Let the spirit of benevolence be the warmest aspiration of the youthful breast. Let it be the early, the earnest, the daily inquiry, "What can I do for my race?" Good to others should be your aim when means are small. True, its light at first may be no more than the feeble glimmerings of the glow-warm by the pathway of the benighted traveller; yet it will be genial, soothing many a sad and torn heart. In the very commencement of business, then, cherish a Christ-like spirit; and, adopting a system of accordant action, maintain it all along the path of life; so that when you arrive at its close, it will be seen, a line of light stretching around the world, with many a flower of Paradise blooming on its borders. But wait till you obtain the means before you begin to seek in earnest the benefit of others, and, unless Divine Grace powerfully interpose, by the time, in your own judgments, the means are procured, your hearts will have become like the nether millstone.

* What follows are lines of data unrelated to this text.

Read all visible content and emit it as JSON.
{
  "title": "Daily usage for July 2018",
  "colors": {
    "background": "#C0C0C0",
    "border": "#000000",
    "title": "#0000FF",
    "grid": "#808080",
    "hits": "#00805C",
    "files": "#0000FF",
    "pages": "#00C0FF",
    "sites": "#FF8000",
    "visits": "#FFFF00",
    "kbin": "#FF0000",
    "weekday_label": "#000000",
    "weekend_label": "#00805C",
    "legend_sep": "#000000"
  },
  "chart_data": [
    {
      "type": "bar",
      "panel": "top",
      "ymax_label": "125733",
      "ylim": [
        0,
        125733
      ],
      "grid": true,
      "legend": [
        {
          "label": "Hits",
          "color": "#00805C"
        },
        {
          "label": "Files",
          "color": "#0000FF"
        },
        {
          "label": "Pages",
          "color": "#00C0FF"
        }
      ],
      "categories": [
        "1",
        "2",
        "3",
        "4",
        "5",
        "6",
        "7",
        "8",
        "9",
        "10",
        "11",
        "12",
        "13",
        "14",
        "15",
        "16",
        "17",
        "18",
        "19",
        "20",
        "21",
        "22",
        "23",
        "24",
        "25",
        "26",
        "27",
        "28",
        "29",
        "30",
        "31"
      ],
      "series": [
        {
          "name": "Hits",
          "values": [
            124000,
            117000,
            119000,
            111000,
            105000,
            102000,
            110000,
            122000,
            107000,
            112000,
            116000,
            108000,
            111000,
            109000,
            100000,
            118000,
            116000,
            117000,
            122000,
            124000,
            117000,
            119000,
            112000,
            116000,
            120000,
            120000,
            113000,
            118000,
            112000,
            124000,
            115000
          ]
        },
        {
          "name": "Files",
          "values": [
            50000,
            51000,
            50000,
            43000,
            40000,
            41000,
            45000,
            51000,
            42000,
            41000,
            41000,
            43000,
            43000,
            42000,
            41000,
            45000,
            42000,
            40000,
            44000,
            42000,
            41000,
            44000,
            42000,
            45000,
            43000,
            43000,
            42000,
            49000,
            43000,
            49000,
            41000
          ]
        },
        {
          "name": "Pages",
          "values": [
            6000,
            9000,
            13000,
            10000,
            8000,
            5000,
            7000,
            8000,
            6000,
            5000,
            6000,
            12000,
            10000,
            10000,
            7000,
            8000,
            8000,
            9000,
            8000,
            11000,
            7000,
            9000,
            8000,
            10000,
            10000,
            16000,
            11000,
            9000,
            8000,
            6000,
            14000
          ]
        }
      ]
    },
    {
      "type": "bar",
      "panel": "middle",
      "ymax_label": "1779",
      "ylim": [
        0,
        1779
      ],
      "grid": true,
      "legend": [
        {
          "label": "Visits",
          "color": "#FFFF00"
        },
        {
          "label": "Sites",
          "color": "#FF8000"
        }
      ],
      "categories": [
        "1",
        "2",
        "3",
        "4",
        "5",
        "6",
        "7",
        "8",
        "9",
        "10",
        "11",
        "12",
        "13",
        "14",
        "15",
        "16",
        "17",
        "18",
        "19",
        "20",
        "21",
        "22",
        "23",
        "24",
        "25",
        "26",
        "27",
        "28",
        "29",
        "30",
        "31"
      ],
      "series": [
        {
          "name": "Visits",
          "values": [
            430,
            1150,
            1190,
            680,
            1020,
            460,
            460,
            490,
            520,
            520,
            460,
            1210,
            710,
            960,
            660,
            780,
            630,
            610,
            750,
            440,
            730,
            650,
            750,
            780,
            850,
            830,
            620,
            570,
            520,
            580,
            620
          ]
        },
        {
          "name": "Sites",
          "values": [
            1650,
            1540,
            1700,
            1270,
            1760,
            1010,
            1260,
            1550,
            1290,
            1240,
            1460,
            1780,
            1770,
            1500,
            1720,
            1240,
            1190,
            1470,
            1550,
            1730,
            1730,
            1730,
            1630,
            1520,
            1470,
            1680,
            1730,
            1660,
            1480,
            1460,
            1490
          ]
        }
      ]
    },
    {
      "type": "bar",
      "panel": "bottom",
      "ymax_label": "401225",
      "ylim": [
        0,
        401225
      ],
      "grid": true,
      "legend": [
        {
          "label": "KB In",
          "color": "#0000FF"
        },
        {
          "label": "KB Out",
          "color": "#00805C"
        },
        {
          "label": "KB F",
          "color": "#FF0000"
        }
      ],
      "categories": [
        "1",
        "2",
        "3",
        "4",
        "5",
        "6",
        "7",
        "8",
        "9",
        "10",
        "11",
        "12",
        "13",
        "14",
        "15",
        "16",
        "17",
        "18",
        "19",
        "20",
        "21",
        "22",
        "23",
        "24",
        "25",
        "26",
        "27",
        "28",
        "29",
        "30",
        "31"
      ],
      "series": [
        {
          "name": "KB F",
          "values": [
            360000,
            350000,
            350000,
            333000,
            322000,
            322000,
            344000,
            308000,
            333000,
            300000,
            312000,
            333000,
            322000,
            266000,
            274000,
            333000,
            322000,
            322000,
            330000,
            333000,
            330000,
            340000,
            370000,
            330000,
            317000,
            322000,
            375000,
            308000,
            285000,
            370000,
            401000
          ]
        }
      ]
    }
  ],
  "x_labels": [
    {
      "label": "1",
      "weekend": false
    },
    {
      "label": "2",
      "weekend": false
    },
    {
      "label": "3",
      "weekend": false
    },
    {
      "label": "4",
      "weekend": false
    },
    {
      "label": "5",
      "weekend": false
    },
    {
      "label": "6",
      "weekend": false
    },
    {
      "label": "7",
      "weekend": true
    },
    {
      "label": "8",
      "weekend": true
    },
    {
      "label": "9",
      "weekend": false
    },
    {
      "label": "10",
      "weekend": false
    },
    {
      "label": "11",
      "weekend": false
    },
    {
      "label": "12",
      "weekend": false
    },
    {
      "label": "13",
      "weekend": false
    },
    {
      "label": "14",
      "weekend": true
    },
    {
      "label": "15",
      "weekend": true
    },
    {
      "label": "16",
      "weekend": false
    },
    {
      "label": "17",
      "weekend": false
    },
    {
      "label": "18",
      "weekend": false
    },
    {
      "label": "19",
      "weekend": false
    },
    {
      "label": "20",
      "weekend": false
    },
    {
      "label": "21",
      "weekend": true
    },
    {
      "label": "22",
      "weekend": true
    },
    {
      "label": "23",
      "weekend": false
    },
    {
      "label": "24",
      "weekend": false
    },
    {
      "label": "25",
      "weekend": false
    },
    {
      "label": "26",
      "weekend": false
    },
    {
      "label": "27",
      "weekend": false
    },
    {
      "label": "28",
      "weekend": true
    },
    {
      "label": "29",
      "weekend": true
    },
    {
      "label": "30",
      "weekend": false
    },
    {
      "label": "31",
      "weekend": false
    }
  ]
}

Be persuaded, then, to lay your youth a victim on the altar of charity. Let your whole being burn there till life is extinct; and when you enter upon the peaceful rest of heaven, you will find multitudes there, aided thither by your timely munificence, with whom you may unite in transporting hallelujahs forever.

Finally, let me entreat readers of every class deeply to ponder the subject here unfolded. No rational being, with any sense of his responsibilities, can treat it with indifference. I beseech you, pass not over these pages with a hasty glance, and then throw them aside. Meditate upon them till your hearts burn within you. Pray over them till you feel a harmony of soul with Christ; and, in this spirit, come to a solemn determination whether you will adopt or reject this system of views, of affections, of resolutions, and of accordant actions. Do one or the other. No other course is either rational or christian. And while you deliberately decide, realize that the eye of the Triune Jehovah is fixed upon you, and that that dread Judge, before "whose face the earth and the heavens" shall flee away, will review the transaction. How solemn your position! What amazing consequences are depending on your present determination! It will affect your usefulness here, and your relations in eternity. You are striking a chord of the mighty harp of the universe, which will tremble with the songs of the redeemed, or the moanings of the damned. Can you touch it heedlessly?